Il Comune, come testimoniano diverse sentenze del TAR in varie città italiane, non può, con propria ordinanza, vietare il volantinaggio (anche se, pare, che tali ordinanze, ad Agrigento, esistano):  tale attività è libera e non può essere oggetto di limitazioni da parte dell’amministrazione; un provvedimento del genere violerebbe i diritti costituzionali di libertà dell’iniziativa economica privata.

E allora? L’idea “geniale” è quella di sanzionare i condomini che hanno, sulla pubblica via, le cassette per la pubblicità.

In alcune città è stato imposto che le cassette fossero chiuse da tutti i lati, in modo da prevenire la presa dei volantini a chi non avesse apposita chiave per l’apertura.

Ad Agrigento, stanno usando questo “escamotage” per nascondere il fatto che l’amministrazione ha ridotto in maniera drastica lo spazzamento delle strade, caricando ulteriori COLPE, disagi e oneri sulle spalle dei cittadini.

In alcune strade DA MESI non si spazza via quanto l”incivile” vento sparge, compreso ciò che cade durante la raccolta.

Dalla maggior parte delle strade sono stati tolti i cestini per la spazzatura lasciando nelle tasche e nelle auto dei “civili”, turisti o autoctoni, qualsiasi piccolo oggetto usato: un fazzoletto umido per il raffreddore, una coppetta del gelato mangiato allontanandoci dalla gelateria, la carta di un panino.

Le caditoie sono invase da spazzatura di tutte le taglie che impedisce pericolosamente il deflusso delle acque piovane, la colpa è SOLO dei volantini? Basta guardare bene per le strade: sacchetti, bottiglie,  confezioni di cartone. E’ facile rendersi conto che non è così.

Molti di noi, la domenica sera, infilano diligentemente i volantini nel mastello carta.

Non si può eliminare lo spazzamento dalle nostre strade. Non si può pretendere il pagamento di cifre enormi per un servizio scarso, senza un regolamento comunale, con ordinanze che generano equivoci e amare risate, senza controllo se non di stile percepito come “persecutorio” dai cittadini. Invece aspettiamo di conoscere l’entità delle sanzioni elevate alle ditte e se sono state pagate.

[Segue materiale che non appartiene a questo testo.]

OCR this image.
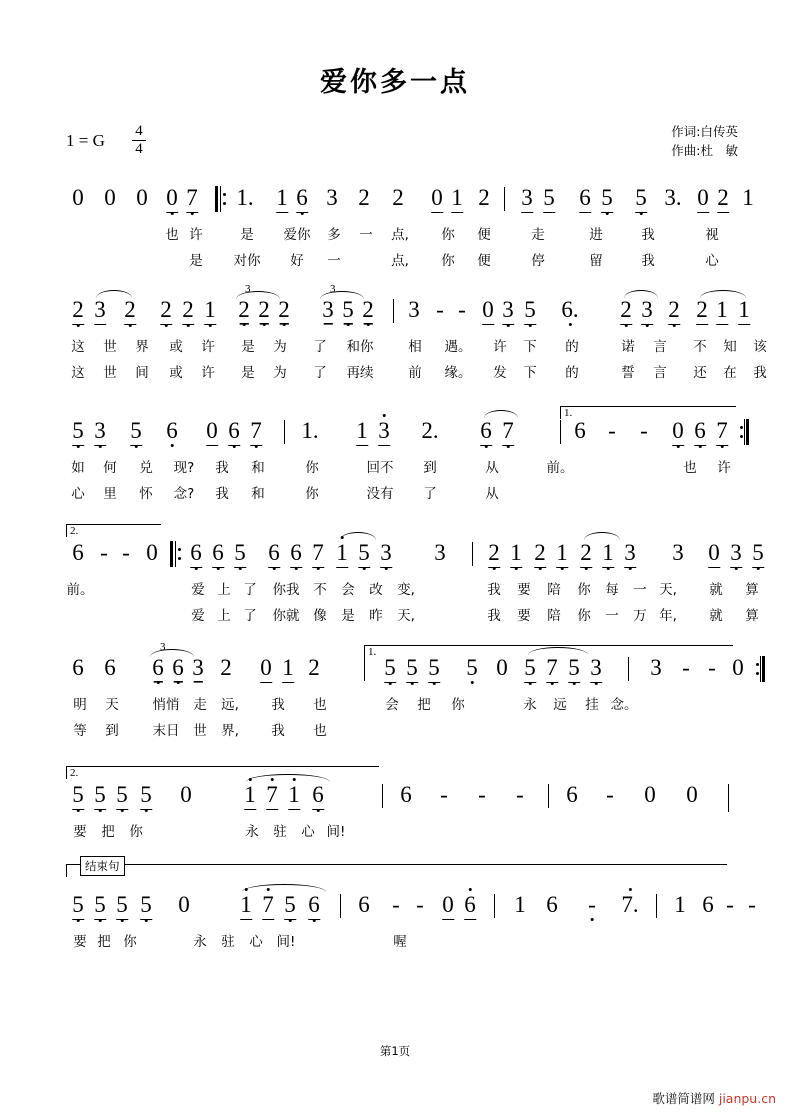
爱你多一点
1 = G	4
4
作词:白传英
作曲:杜　敏
0 0 0 0 7 1. 1 6 3 2 2 0 1 2 3 5 6 5 5 3. 0 2 1
也 许	是 爱你 多 一 点, 你 便	走	进	我	视
是 对你 好 一	点, 你 便	停	留	我	心
2 3 2 2 2 1
3
2 2 2
3
3 5 2 3 - - 0 3 5 6. 2 3 2 2 1 1
这 世 界 或 许 是 为 了 和你	相 遇。 许 下 的	诺 言 不 知 该
这 世 间 或 许 是 为 了 再续	前 缘。 发 下 的	誓 言 还 在 我
1.
5 3 5 6 0 6 7 1. 1 3 2. 6 7	6 - - 0 6 7
如 何 兑 现? 我 和	你	回不 到	从	前。	也 许
心 里 怀 念? 我 和	你	没有 了	从
2.
6 - - 0 6 6 5 6 6 7 1 5 3 3 2 1 2 1 2 1 3 3 0 3 5
前。	爱 上 了 你我 不 会 改 变,	我 要 陪 你 每 一 天, 就 算
爱 上 了 你就 像 是 昨 天,	我 要 陪 你 一 万 年, 就 算
1.
6 6
3
6 6 3 2 0 1 2	5 5 5 5 0 5 7 5 3 3 - - 0
明 天	悄悄 走 远, 我 也	会 把 你	永 远 挂 念。
等 到	末日 世 界, 我 也
2.
5 5 5 5 0 1 7 1 6	6 - - - 6 - 0 0
要 把 你	永 驻 心 间!
结束句
5 5 5 5 0 1 7 5 6 6 - - 0 6 1 6 - 7. 1 6 - -
要 把 你	永 驻 心 间!	喔
第1页
歌谱简谱网 jianpu.cn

Basta. Questa amministrazione la “munnizza” la fa “lievitare” perchè non sa gestire i costi e il servizio.

Se c’è qualcuno da sanzionare è chi si vanta di avere salvato la città con l’introduzione della differenziata. Non basta “introdurre” bisogna gestire in maniera efficace il sistema;  scovare chi non paga come prima cosa.  I cittadini lo chiedono da tempo, l’amministrazione però è sorda, oltre ad essere immotivatamente costosa.